The image song for the Japanese version is "Claymore" by Gackt.

==Release==
Silent Hill: Revelation had its premiere in Hong Kong on October 25, 2012. It was theatrically released in the U.S. through Open Road Films on October 26, 2012. Two clips were screened at San Diego Comic-Con in 2012, and a trailer was issued on July 27, 2012. The film was released direct-to-video in Australia on March 6, 2013.

==Reception==
===Box office===
Silent Hill: Revelation opened at #5 at the box office, taking in a weekend number of $8 million, and grossed a total of $55,975,672 worldwide.

===Critical response===
 Metacritic, which uses a weighted average, assigned the film a score of 16 out of 100, based on 14 critics, indicating "overwhelming dislike". Audiences polled by CinemaScore gave the film an average grade "C" on an A+ to F scale.

Dennis Harvey of Variety said that Silent Hill: Revelation 3D is a "cheaper, cheesier sequel that's worse than its predecessor on every level (save being a half-hour shorter) and takes no special advantage of the stereoscopic process." Andy Webster of The New York Times criticized its poorly written characters and plot, which he considered "thumbnail sketches at best", and stated that the film "reduces its human players to plastic action figures in tired genre settings." Kenneth Brown of Blu-ray.com expressed that "Revelation is terrible. [...] Every time Maxime Alexandre's cinematography and the sequel's rusty boiler room atmosphere delivers, every time writer/director Michael J. Bassett [...] transplants a still-beating heart from the Silent Hill videogame [sic] series that's genuinely chilling, the film descends into direct-to-video mediocrity".

==Reboot==

In October 2012, M. J. Bassett stated that if she was to make a sequel, instead of adapting from an existing game, she would prefer to use the stories in the graphic novel adaptations.
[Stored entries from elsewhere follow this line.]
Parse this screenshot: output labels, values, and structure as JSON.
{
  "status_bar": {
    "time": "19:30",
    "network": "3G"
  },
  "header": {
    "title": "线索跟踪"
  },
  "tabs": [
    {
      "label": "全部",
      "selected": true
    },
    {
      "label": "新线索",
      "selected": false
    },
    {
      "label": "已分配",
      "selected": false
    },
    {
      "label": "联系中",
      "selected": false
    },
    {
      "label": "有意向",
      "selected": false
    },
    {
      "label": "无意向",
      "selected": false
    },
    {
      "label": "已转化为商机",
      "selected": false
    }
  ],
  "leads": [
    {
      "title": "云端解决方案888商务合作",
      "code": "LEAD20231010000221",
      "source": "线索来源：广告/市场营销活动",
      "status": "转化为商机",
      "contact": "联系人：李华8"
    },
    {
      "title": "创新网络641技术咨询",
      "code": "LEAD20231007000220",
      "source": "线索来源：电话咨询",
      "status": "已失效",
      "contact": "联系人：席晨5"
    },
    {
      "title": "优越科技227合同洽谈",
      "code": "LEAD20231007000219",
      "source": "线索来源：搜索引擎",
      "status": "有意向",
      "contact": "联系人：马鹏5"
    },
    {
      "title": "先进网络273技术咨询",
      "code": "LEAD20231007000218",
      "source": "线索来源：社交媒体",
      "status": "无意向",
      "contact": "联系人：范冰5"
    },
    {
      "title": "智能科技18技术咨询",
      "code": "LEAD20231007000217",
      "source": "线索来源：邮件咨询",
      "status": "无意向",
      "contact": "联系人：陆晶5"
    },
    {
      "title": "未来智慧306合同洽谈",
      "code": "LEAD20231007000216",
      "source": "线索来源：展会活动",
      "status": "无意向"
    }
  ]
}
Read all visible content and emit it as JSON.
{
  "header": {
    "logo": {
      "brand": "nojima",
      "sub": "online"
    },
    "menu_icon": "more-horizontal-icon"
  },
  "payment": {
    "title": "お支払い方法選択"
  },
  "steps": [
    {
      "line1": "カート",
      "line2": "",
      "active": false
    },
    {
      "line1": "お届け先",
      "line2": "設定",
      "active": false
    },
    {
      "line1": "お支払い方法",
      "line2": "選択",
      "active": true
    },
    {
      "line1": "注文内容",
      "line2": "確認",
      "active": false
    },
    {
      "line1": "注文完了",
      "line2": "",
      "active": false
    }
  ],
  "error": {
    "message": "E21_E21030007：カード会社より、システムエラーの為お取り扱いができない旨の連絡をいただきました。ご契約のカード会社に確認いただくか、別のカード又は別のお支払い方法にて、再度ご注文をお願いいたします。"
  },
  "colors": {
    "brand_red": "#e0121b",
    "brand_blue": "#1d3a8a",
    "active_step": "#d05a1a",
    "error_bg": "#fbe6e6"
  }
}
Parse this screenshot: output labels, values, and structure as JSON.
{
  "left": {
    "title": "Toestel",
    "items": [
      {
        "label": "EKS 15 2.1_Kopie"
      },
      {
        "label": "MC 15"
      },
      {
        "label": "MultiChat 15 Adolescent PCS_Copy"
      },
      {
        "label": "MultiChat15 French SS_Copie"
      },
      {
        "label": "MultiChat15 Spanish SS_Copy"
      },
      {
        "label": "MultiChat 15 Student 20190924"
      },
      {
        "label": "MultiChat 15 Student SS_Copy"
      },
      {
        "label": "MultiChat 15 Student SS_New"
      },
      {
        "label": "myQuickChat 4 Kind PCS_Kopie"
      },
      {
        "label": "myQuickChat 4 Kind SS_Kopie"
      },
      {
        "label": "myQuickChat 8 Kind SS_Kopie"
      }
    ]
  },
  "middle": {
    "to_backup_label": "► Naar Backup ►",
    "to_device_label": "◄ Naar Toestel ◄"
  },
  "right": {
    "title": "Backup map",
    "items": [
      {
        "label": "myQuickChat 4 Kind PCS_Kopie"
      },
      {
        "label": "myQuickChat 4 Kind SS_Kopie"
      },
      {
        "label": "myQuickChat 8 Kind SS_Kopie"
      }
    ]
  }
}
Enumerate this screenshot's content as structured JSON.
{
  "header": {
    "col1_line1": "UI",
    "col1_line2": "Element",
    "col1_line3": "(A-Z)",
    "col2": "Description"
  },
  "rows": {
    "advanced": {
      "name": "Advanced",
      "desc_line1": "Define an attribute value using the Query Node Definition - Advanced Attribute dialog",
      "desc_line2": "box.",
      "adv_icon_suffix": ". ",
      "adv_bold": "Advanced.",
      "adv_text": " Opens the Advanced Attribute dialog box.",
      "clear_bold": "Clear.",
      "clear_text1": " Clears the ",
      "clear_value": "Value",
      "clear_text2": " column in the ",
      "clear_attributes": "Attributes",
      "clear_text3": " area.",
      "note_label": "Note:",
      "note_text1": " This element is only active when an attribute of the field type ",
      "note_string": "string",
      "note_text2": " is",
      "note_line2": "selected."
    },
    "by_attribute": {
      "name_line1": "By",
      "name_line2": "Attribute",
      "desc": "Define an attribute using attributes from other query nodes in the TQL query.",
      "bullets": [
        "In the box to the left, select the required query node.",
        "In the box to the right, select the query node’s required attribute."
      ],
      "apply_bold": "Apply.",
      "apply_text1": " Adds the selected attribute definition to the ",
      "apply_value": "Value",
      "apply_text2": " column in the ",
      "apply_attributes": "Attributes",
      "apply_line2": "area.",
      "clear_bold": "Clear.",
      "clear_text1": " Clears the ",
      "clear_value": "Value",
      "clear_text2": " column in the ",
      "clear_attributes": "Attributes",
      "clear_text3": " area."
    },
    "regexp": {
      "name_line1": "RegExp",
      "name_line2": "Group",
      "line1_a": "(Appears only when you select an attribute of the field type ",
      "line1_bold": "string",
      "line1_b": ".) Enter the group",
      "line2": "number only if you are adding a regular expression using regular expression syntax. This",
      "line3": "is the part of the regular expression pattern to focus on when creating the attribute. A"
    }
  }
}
In January 2020, Christophe Gans told French magazine Allocine that he was in the process of writing a new screenplay based on the Silent Hill series. He stated the production of his previous Silent Hill film was a beautiful memory for him and he chose not return for Revelation because his vision did not match that of the producers. He told the next film could be set in a small American town ruled over by Puritanism. According to Gans, Konami felt galvanized by the success of Capcom's Resident Evil 2 remake and greenlit the film as part of an initiative to get Silent Hill back into the public consciousness. In June 2022, Gans stated that he finished the script under Konami's supervision and clarified that it is not a direct sequel to the 2006–2012 film series and that his sensibilities had evolved since the release of the first film:

"Silent Hill is a bit like Twilight Zone, the Fourth Dimension, a place where anything and everything can happen. I worked on a new Silent Hill which is a Silent Hill of the year 2023 and not a Silent Hill as I imagined it in 2006. It is clear that today's horror cinema no longer resembles the horror cinema of 2006. Good for that matter. Not that 2007 horror cinema wasn't good, but every genre is going through an evolution. I'm trying to take into account what I've been able to see recently, which is more original and more surprising in terms of horror films, and to see if in Silent Hill there are the seeds, or even the expression of that. Silent Hill has always been a game beyond the norm and ahead of its time."

By October 2022, the film was officially green-lit with the title of Return to Silent Hill. It is based on the story from the Silent Hill 2 video game, and principal photography commenced in April 2023.